The researchers also noted diabetes (4.9%), major adverse cardiovascular events (4.8%), chronic kidney disease (1.5%), and chronic liver disease (0.3%) among the COVID-19 patients during follow-up. The likelihood of these outcomes was, respectively, 3.0, 2.8, 1.9, and 1.5 times greater than that of the control group.

"Individuals discharged from hospital after covid-19 had increased rates of multiorgan dysfunction compared with the expected risk in the general population. The increase in risk was not confined to the elderly and was not uniform across ethnicities," the researchers write. They add that patients with long-term health problems require an integrated, not disease- or organ-specific, approach.

"Organ dysfunction in hospital patients represents only part of the problem," the authors conclude. "Other symptomatic manifestations of post-covid syndrome in individuals not requiring admission to hospital have the potential to be debilitating for patients, placing a considerable burden on healthcare resources, particularly in primary care."

"The importance of long term chronic conditions such as diabetes and cardiovascular disease is underlined, not only as risk factors for hospitalisation and mortality from covid-19, but also as medium- to long-term complications of infection in hospitalised individuals after recovery," writes senior author Amitava Banerjee, DPhil, MPH, MA MBBCh, in a corresponding BMJ blog post.

The average time for follow-up was slightly longer for the control group (153 days). The researchers factored in sex, age, ethnicity, region, deprivation, comorbidities, and conditions such as smoking status and body mass.

Demographics linked with COVID outcomes

Similar to previous COVID-19 studies, the researchers found that COVID patients who were 70 years or older had a greater absolute risk of death, hospital readmission, and multiorgan dysfunction after discharge compared with younger patients.

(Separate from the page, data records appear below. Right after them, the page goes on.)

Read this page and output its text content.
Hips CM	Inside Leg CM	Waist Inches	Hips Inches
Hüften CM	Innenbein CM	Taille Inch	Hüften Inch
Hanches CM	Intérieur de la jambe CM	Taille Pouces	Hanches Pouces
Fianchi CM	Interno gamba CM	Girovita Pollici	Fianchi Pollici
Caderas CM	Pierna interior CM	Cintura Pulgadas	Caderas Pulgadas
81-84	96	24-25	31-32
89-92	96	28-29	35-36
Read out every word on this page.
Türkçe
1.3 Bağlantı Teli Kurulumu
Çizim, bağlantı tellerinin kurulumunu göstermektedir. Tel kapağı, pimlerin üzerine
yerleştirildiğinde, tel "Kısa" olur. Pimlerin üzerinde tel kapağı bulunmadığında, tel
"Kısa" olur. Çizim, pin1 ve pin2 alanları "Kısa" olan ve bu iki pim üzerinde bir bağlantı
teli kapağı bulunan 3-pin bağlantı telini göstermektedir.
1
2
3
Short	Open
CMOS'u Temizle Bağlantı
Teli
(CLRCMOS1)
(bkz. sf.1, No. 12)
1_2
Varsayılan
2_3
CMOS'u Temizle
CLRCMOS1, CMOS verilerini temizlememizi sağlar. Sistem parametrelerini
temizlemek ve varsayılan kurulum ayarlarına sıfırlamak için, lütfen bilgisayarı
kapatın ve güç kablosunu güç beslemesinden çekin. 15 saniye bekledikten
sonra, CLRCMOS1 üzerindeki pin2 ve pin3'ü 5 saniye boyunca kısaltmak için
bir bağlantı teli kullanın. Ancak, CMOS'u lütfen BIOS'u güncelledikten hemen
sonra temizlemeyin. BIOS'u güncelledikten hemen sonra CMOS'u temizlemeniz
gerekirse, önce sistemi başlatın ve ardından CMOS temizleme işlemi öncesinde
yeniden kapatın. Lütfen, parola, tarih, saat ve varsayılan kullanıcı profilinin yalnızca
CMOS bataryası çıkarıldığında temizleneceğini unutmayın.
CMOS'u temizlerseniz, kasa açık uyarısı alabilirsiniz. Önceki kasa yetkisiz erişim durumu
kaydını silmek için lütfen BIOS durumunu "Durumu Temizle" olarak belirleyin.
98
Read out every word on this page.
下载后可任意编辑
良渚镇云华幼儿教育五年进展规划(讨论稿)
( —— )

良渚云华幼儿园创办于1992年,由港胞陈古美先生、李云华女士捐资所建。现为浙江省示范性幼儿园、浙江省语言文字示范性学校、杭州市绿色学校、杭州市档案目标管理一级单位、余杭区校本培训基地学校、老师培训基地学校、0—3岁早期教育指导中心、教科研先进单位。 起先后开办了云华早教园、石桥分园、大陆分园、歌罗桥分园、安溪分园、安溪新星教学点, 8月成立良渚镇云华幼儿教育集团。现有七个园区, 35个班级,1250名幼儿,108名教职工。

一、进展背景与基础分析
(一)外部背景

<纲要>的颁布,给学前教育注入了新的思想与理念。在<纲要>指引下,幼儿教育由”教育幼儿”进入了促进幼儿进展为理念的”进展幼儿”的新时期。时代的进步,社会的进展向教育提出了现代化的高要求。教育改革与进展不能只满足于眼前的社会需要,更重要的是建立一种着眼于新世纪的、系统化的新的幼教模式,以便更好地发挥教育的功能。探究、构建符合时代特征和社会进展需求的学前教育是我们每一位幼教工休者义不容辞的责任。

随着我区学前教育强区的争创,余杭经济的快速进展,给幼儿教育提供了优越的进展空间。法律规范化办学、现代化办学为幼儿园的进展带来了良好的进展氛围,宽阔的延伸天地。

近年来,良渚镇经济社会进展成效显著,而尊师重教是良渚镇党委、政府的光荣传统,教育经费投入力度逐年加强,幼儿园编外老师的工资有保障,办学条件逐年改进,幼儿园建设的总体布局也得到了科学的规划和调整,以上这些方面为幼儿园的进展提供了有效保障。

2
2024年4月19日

The greatest relative risk differences between COVID-19 and controls were seen in death and respiratory disease. Those younger than 70 had a rate ratio (RR) of 14.1 for death compared with controls, while those 70 and above had a 7.8 RR. With respiratory disease, the RR was 10.5 in the younger group and 4.6 in those 70 and older.

Ethnicity was also independently associated with a large difference in rate ratios: 11.4 for non-White individuals (95% CI, 9.8 to 13.3) versus 5.2 for those who were White (95% CI, 5.0 to 5.5).

"In addition to the respiratory, cardiac, renal, and endocrine pathology shown by this population level study and others, clusters of patients seem to have features of immunological dysfunction, dysautonomia, mast cell dysfunction, and neurological diagnoses," write Manoj Sivan, MD, MBBS, FRCP; Clare Rayner; and Brendan Delaney, BM BCh, MSC, in a BMJ editorial.

The UK National Health Service (NHS) usually operates on a single-specialty referral model, but because of the cross-effects of long COVID, perhaps that should change, according to the editorial authors. "Pathways must focus on capturing patients' multisystem symptoms and rehabilitation needs and provide individualised management programmes that aim for medical management and a return to normal functioning, including work," they conclude.